To "upset the apple cart" means to cause a disturbance or create a difficulty. The first known use of this phrase was by Jeremy Belknap in The History of New Hampshire, 1788: "Adams had almost overset the apple-cart, Belknap wrote, "by intruding an amendment [to the Constitution] of his own fabrication on the morning of the day of ratification." So why apples, you might ask? Well, I expect it's because apple carts were such a common sight in 18th-century New England, but I also think apples are rather apt here. A cart heaped with hay, say, might be as hard to clean up as a needle is to find; a cart bearing bananas could end up a funny and painful pedestrian hazard; a cartload of oranges would roll quickly into the ditch. But only an overturned apple cart would produce a truly chaotic scene worthy of the metaphor. In the adorably pro-Cubist tune "Paul Cezanne," we're told that "his melons look like footballs and his apples look like dice." I first heard this song in a video by the Special Guests (who had met as students at Columbia during the early eighties, and later changed their name to 5 Chinese Brothers) on the very wonderful PBS series The 90's, which very few people seem to remember. I just discovered another and much more recent video of Tom Meltzer, down in North Carolina this time, reprising his rollicking hit about "the original Father of Cubism." I'm not sure if this group of art-loving musicians is even still performing together anymore, much less taking applications, but frankly I can't picture a more fun gig. Appilcat* (for applicat*) turned up three times in OhioLINK, and 71 times in WorldCat. You might get a few more hits by truncating it just a bit, but don't upset the apple cart by taking it too far. (And speaking of taking things too far, I just realized I've already blogged this typo, back in 2012. Unlike Cezanne, my "oeuver" may not be "in the Louver," but recalling all its constituents can be, if not a political football, at least a somewhat dicey proposition at times!)
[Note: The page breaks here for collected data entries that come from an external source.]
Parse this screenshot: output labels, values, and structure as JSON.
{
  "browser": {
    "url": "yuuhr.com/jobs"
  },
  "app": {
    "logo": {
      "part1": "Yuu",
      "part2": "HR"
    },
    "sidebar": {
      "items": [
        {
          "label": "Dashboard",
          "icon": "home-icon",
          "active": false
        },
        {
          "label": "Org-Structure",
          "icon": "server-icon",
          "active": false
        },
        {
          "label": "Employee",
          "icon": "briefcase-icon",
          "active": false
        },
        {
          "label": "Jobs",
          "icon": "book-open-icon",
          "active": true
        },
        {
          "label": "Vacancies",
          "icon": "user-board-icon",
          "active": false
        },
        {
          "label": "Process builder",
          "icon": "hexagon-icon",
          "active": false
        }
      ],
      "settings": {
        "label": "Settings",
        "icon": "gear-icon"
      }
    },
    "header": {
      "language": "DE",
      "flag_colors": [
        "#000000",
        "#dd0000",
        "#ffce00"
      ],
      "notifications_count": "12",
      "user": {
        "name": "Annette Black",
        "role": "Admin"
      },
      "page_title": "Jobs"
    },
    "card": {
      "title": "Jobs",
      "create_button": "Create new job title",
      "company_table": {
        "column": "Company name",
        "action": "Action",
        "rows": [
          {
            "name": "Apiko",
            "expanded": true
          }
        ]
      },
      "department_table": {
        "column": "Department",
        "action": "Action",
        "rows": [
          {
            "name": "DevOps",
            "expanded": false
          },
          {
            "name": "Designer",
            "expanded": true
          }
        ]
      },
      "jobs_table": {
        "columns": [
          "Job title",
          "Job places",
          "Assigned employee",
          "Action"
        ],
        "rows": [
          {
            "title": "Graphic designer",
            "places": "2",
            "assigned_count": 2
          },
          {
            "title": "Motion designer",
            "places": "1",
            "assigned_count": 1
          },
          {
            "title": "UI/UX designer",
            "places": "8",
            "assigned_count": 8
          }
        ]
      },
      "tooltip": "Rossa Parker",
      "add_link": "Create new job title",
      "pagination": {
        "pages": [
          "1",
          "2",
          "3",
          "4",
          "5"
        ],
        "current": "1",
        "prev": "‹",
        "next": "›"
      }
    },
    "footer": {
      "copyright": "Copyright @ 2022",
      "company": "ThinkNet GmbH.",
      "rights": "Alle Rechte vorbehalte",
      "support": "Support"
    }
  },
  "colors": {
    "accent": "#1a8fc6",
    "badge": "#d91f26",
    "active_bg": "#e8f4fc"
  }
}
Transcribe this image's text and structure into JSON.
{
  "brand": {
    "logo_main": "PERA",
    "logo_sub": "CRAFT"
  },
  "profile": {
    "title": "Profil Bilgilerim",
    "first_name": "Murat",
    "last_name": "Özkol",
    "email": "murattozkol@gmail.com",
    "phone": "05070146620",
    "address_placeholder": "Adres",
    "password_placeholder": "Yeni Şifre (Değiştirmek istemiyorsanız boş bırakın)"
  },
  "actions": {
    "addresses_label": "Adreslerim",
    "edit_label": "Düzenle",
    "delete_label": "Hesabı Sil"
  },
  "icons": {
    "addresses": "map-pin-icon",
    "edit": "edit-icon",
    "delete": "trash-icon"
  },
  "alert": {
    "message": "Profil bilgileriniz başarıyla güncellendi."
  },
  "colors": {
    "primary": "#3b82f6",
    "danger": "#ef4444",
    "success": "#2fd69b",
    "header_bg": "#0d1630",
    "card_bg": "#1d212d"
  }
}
(Still Life with Apples and Oranges, by Paul Cezanne, from Wikimedia Commons.)

Carol Reid

Monday, January 6, 2014

Ajustm* (for Adjustm*)

"What's the use, Ralph?" moans George Haverstick (Jim Hutton) in the 1962 film Period of Adjustment. "You heard her. We're opposite types." George is newly married and things aren't getting off to a very good start. "Son, any two people are opposite types," replies his buddy Ralph Baitz, breezily played by Tony Franciosa. "Especially a woman." (A wee bit ungrammatical, I suppose, but so true!) At any rate, it doesn't take very long to adjust to this wonderful period piece, an offbeat marriage of comedy and tragedy based on a play by none other than Tennessee Williams. Williams wrote the deceptively ditzy domestic farce after a newspaper columnist complained that he dwelt upon the darker side of humanity too much. George is tall, light, and handsome, but also macho and jobless, plus he's got a slight tremor in his hands, all of which adds up to a bad case of post-wedding jitters, if you catch my drift. Jane Fonda plays Isabel, the blushing bride with a bit of buyer's remorse—high-pitched, hysterical, and sexpot-hot. I was also impressed with Lois Nettleton (not as well known as, but very reminiscent of, Joanne Woodward, and married to Jean Shepherd in real life) as Ralph's wife, Dorothea. There were six examples of today's typo in OhioLINK, and 174 in WorldCat.

(Theatrical poster for the film Period of Adjustment, from Wikimedia Commons.)